The system of court review that Congress set up for examining continued detention of captives at Guantanamo Bay, Cuba, has no chance of working, especially in view of “the fractured nature” of the assigned court — the D.C. Circuit, lawyers for a group of detainees told the Supreme Court Tuesday in a newly filed brief. The new document speaks for prisoners in both of the currently pending test cases on detainees’ legal rights: those in Boumediene v. Bush, 06-1195, and some of those involved in Al Odah v. U.S. (06-1196), both argued Dec. 5 and now awaiting decision.
A central issue in those cases is whether, in moving to cast aside broad habeas review for the detainees, Congress provided an adequate substitute in enacting the Detainee Treatment Act of 2005. The supplemental brief provides an even harsher critique of the DTA process than earlier merits briefs had done — partly because the Circuit Court, where the DTA review is to play out, has now been discovered to be split 5-5 on even the most basic questions over procedure and the scope of judicial review.
“The fractured nature of the D.C. Circuit’s recent action does not bode well for the future of DTA proceedings,” the new brief argued. “There is ample reason to believe that the D.C. Circuit will continue to engage in divided, incremental decisionmaking on threshold procedural issues on which Congress has provided no guidance, thus making DTA review far less speedy than the centuries-old remedy of habeas…DTA petitions will surely languish for years before the court of appeals reaches the merits in even a single case, let alone in the more than 180 other DTA cases that are currently pending.”
This was the second supplemental brief detainees’ counsel had filed with the Justices, in the wake of the Circuit Court’s refusal on Feb. 1 by an evenly divided vote to reconsider a July 20 three-judge panel decision laying down the basic ground rules for the court’s review of military detention rulings (rulings made by the Pentagon’s so-called Combatant Status Review Tribunals).  Both briefs suggested to the Justices that they essentially have no need to get sidetracked by a new appeal the government is pursuing to challenge the July 20 decision. (Last Thursday, the government filed its appeal in the DTA procedures case, Gates v. Bismullah, 07-1054.)
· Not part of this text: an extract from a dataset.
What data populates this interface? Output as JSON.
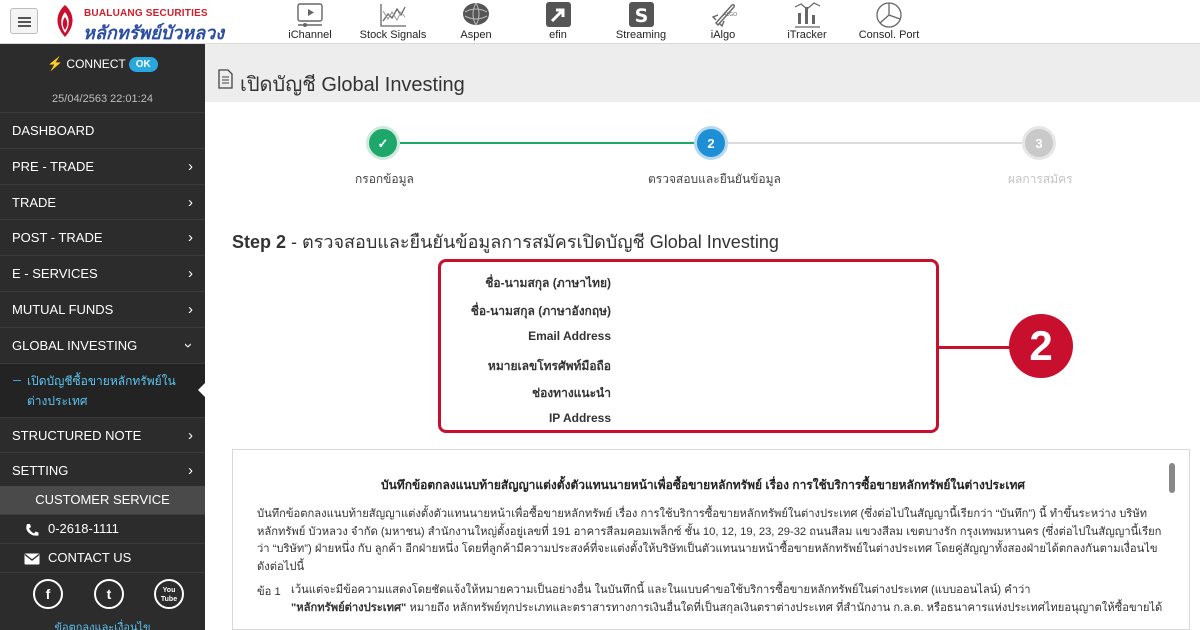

As the new brief put it, “Nothing in the government’s [Bismullah] certiorari petition would in any way strengthen the government’s arguments in this case. Rather, all signs show that DTA proceedings will continue for years before any petitioner receives a meaningful hearing on the merits.”
While the Court heard arguments in Boumediene and Al Odah 11 weeks ago, it had given a sign earlier that its decision in those cases might be affected at least in part by what the Circuit Court did in Bismullah. And, during oral argument in early December in the pending cases, several of the Justices seemed interested in giving the Circuit Court some new assignments on detainees’ rights.  The new brief Tuesday, and the one filed by counsel for other detainees last Thursday, appeared designed at least in part to suggest that this would be no solution to the larger question of detainees’ rights.
The brief filed Tuesday contained a catalog of grievances about the Circuit Court’s DTA maneuverings, and a sharp new critique of government arguments being made in one of the first DTA cases proceeding slowly in the Circuit Court — the case of Parhat v. Gates (Circuit docket 06-1397). Repeatedly citing to a brief the Justice Department filed Feb. 7 in the Parhat case, the detainees’ supplemental argument suggested that it shows how little authority the government foresees in the Circuit Court’s review of DTA matters. One point, for example, is a government argument that the Circuit Court cannot judge “the evidence or the credibility of witnesses” in the CSRT detention-determination proceedings. “If the D.C. Circuit cannot weigh evidence or evaluate credibility,” the new detainee brief contended, “it is highly unlikely that any DTA case could ever succeed.”
The new brief sought to counter an argument that Solicitor General Paul D. Clement had made during the Dec. 5 hearing before the Justices — that is, that the Circuit Court might have the power to order a detainee’s release if it finds a CSRT proceeding to be flawed.  The government is now arguing explicitly in the Parhat case that a failure found in one CSRT can only lead to a new CSRT, not to release, the brief noted. “The ‘remedy’ that awaits petitioners at the conclusion of the DTA epic is likely no remedy at all,” the document added.
Although the Justice Department has filed its petition in the separate Bismullah case, and lays out there its arguments kas to why the Circuit Court has been too expansive in planning its DTA review, the Department may also file some response to the supplemental briefs now on file by detainees in Boumediene/Al Odah. It is unclear, however, just how or whether the Supreme Court will take the new briefs into account.